Владимир подал знак, и стало тихо.

— Отпразднуем, товарищи, двадцать седьмую годовщину Великой Октябрьской социалистической революции. Соберемся после ужина. Где предлагаете?

— Известное дело — в прачечной. Туда реже всего заглядывают «стукачи», — предложил Владимир.

— Лучше здесь, в сапожной, — сказал Зарудный. — Безопасней. Решено. Хлеба мы припасли. Все! А ты возьми любые старые долбанки, я заменю на хорошие, — посоветовал мне Зарудный.

— У Димы совсем развалились, — вспомнил я о своем молодом друге. [142]

— Давай. Детских у нас много. О мальчиках особенно надо заботиться. Несчастные дети! Что ты еще хочешь сказать?
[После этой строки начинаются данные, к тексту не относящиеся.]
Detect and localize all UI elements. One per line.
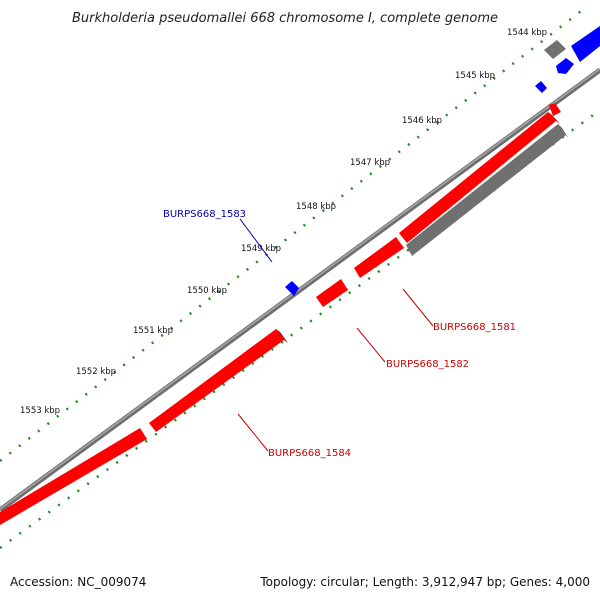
red-cds-1582a bbox=[354, 237, 404, 278]
tick-label: 1545 kbp bbox=[455, 71, 495, 81]
leader-lines bbox=[237, 218, 434, 452]
red-cds-small bbox=[549, 103, 561, 116]
tick-label: 1550 kbp bbox=[187, 286, 227, 296]
blue-cds-small bbox=[535, 81, 547, 93]
gene-labels: BURPS668_1583 BURPS668_1581 BURPS668_158… bbox=[163, 209, 516, 459]
gray-cds bbox=[544, 40, 566, 59]
map-title: Burkholderia pseudomallei 668 chromosome… bbox=[72, 11, 498, 26]
blue-cds bbox=[556, 58, 574, 74]
blue-cds-1583 bbox=[285, 281, 299, 296]
tick-label: 1551 kbp bbox=[133, 326, 173, 336]
accession-text: Accession: NC_009074 bbox=[10, 575, 146, 589]
red-cds-1584 bbox=[149, 329, 288, 432]
tick-label: 1547 kbp bbox=[350, 158, 390, 168]
gene-label-1582[interactable]: BURPS668_1582 bbox=[386, 359, 469, 370]
top-right-features bbox=[535, 26, 600, 93]
tick-label: 1546 kbp bbox=[402, 116, 442, 126]
genome-backbone bbox=[0, 67, 600, 513]
blue-cds bbox=[571, 26, 600, 62]
genome-summary-text: Topology: circular; Length: 3,912,947 bp… bbox=[259, 575, 590, 589]
tick-labels: 1544 kbp 1545 kbp 1546 kbp 1547 kbp 1548… bbox=[20, 28, 547, 416]
gene-label-1583[interactable]: BURPS668_1583 bbox=[163, 209, 246, 220]
red-cds-lower bbox=[0, 428, 147, 525]
tick-label: 1553 kbp bbox=[20, 406, 60, 416]
tick-label: 1544 kbp bbox=[507, 28, 547, 38]
red-cds-1581 bbox=[399, 112, 560, 243]
tick-label: 1548 kbp bbox=[296, 202, 336, 212]
outer-tick-ring bbox=[0, 7, 586, 462]
gray-cds-long bbox=[406, 124, 569, 256]
tick-label: 1552 kbp bbox=[76, 367, 116, 377]
red-cds-1582 bbox=[316, 279, 348, 307]
gene-label-1581[interactable]: BURPS668_1581 bbox=[433, 322, 516, 333]
gene-label-1584[interactable]: BURPS668_1584 bbox=[268, 448, 351, 459]
tick-label: 1549 kbp bbox=[241, 244, 281, 254]
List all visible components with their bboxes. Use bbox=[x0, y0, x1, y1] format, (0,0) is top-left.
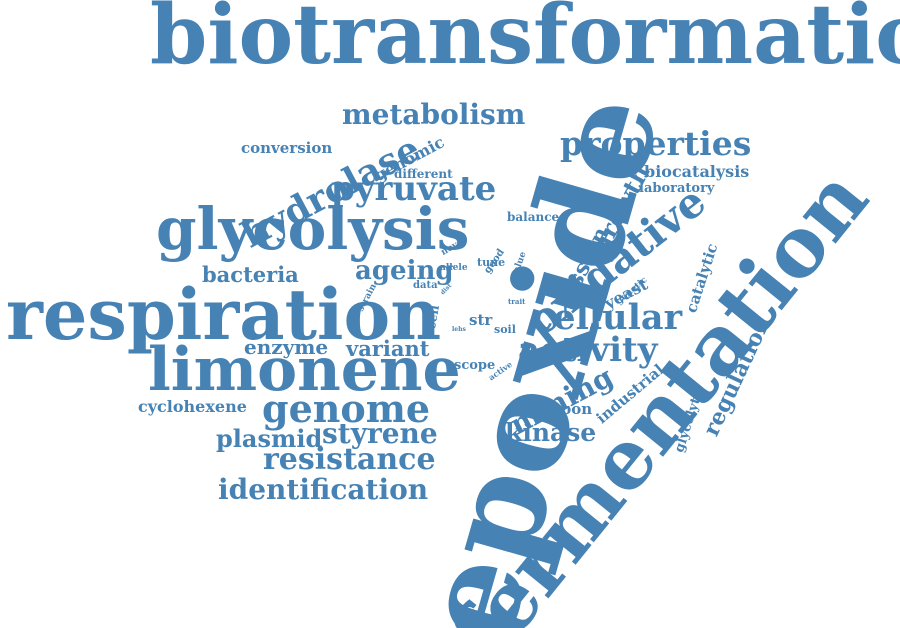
word-kinase: kinase bbox=[505, 418, 597, 447]
word-cyclohexene: cyclohexene bbox=[138, 397, 247, 416]
word-laboratory: laboratory bbox=[639, 181, 715, 196]
word-conversion: conversion bbox=[241, 139, 333, 157]
word-allele: allele bbox=[440, 263, 468, 273]
word-enzyme: enzyme bbox=[244, 335, 329, 359]
word-biotransformation: biotransformation bbox=[150, 0, 900, 83]
word-biocatalysis: biocatalysis bbox=[644, 162, 750, 181]
word-identification: identification bbox=[218, 473, 429, 506]
word-resistance: resistance bbox=[263, 442, 436, 477]
word-respiration: respiration bbox=[6, 273, 442, 356]
word-glycolysis: glycolysis bbox=[156, 195, 470, 263]
word-cellular: cellular bbox=[532, 297, 683, 338]
word-styrene: styrene bbox=[322, 417, 438, 450]
word-balance: balance bbox=[507, 210, 560, 224]
word-activity: activity bbox=[518, 330, 658, 370]
word-genome: genome bbox=[262, 386, 431, 431]
word-variant: variant bbox=[346, 336, 430, 361]
word-different: different bbox=[394, 167, 453, 181]
word-lehs: lehs bbox=[452, 326, 466, 333]
word-pyruvate: pyruvate bbox=[331, 169, 497, 209]
word-metabolism: metabolism bbox=[342, 98, 526, 131]
word-limonene: limonene bbox=[148, 335, 461, 405]
word-carbon: carbon bbox=[534, 400, 593, 418]
word-properties: properties bbox=[560, 124, 752, 163]
word-ageing: ageing bbox=[355, 256, 454, 286]
word-trait: trait bbox=[508, 297, 526, 306]
word-plasmid: plasmid bbox=[216, 424, 323, 453]
word-scope: scope bbox=[454, 358, 496, 373]
word-str: str bbox=[469, 311, 493, 329]
word-tune: tune bbox=[477, 256, 506, 269]
word-soil: soil bbox=[494, 323, 516, 336]
word-bacteria: bacteria bbox=[202, 262, 299, 287]
word-data: data bbox=[413, 280, 438, 291]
— Я сегодня работал рядом с хорошим юношей, с Колей, его фамилия не то Рубанич, не то Рубенович.

— Коля Урбанович, — подчеркнул фамилию Зарудный. — Он прекрасный парень. На него можно положиться. О нем я тебе расскажу потом.

В темноте мы пожали друг другу руки и я ушел, преисполненный бодрым чувством. Значит, на острове Узедом существует подпольная организация, поддерживающая людей в минуты отчаяния, заряжает их оптимизмом и надеждой на лучшее будущее. Ручеек целебной воды течет сюда, пробивается из родной земли, освежает душу своих сыновей.

Сегодня я будто напился этой животворной воды, она прибавила мне сил и энергии.

6 ноября, когда стемнело, ко мне подошел Миша Лупов. Оказывается, и он знает о празднике в сапожной мастерской. «Пора», — шепнул он мне.

Мы взяли с собой кто обувь, кто какую-нибудь одежонку и, крадучись, вышли во двор лагеря.

Наверное, никогда в мастерской не было так многолюдно. В такой поздний час шел обмен старой обуви на новую. Зарудный и его коллеги во главе с немцем Карлом сидели за своими рабочими столиками.

— Товарищи, за Великий Октябрь, за нашу победу! — сказал Зарудный. Воротников застучал пальцами по звонкой диктовой доске. И на этот раз песня о Москве разлилась своей волнующей душу мелодией. Когда кончилась песня, Владимир тихо сказал:

— Разойтись! — И все поняли, что это был приказ, и исполнение его безоговорочно.

Мы возвращались к своим баракам, держа в руках долбанки. Редкие высокие сосны, казалось мне, поздравляли меня с праздником, Слышен был мерный шум морских [143] волн, набегавших на пологий берег острова. Луна то появлялась, то вдруг пряталась среди туч, будто играла с ночью в прятки.

До сих пор, когда я взбирался на свой этаж под самую крышу барака и ложился в свой ящик-кровать, каждую ночь грызла меня горькая тоска одиночества.

И вот теперь я вошел в общество смельчаков, которые не шепотом, а вслух ведут разговоры о победах наших войск, о городах Польши, Венгрии, за которые сегодня ведет бои наша могучая Советская Армия. Эти люди знают все подробности покушения на Гитлера. Они живут великими тайнами и большими интересами. С ними я и буду искать пути к вражескому самолету, чтобы вернуться на Родину.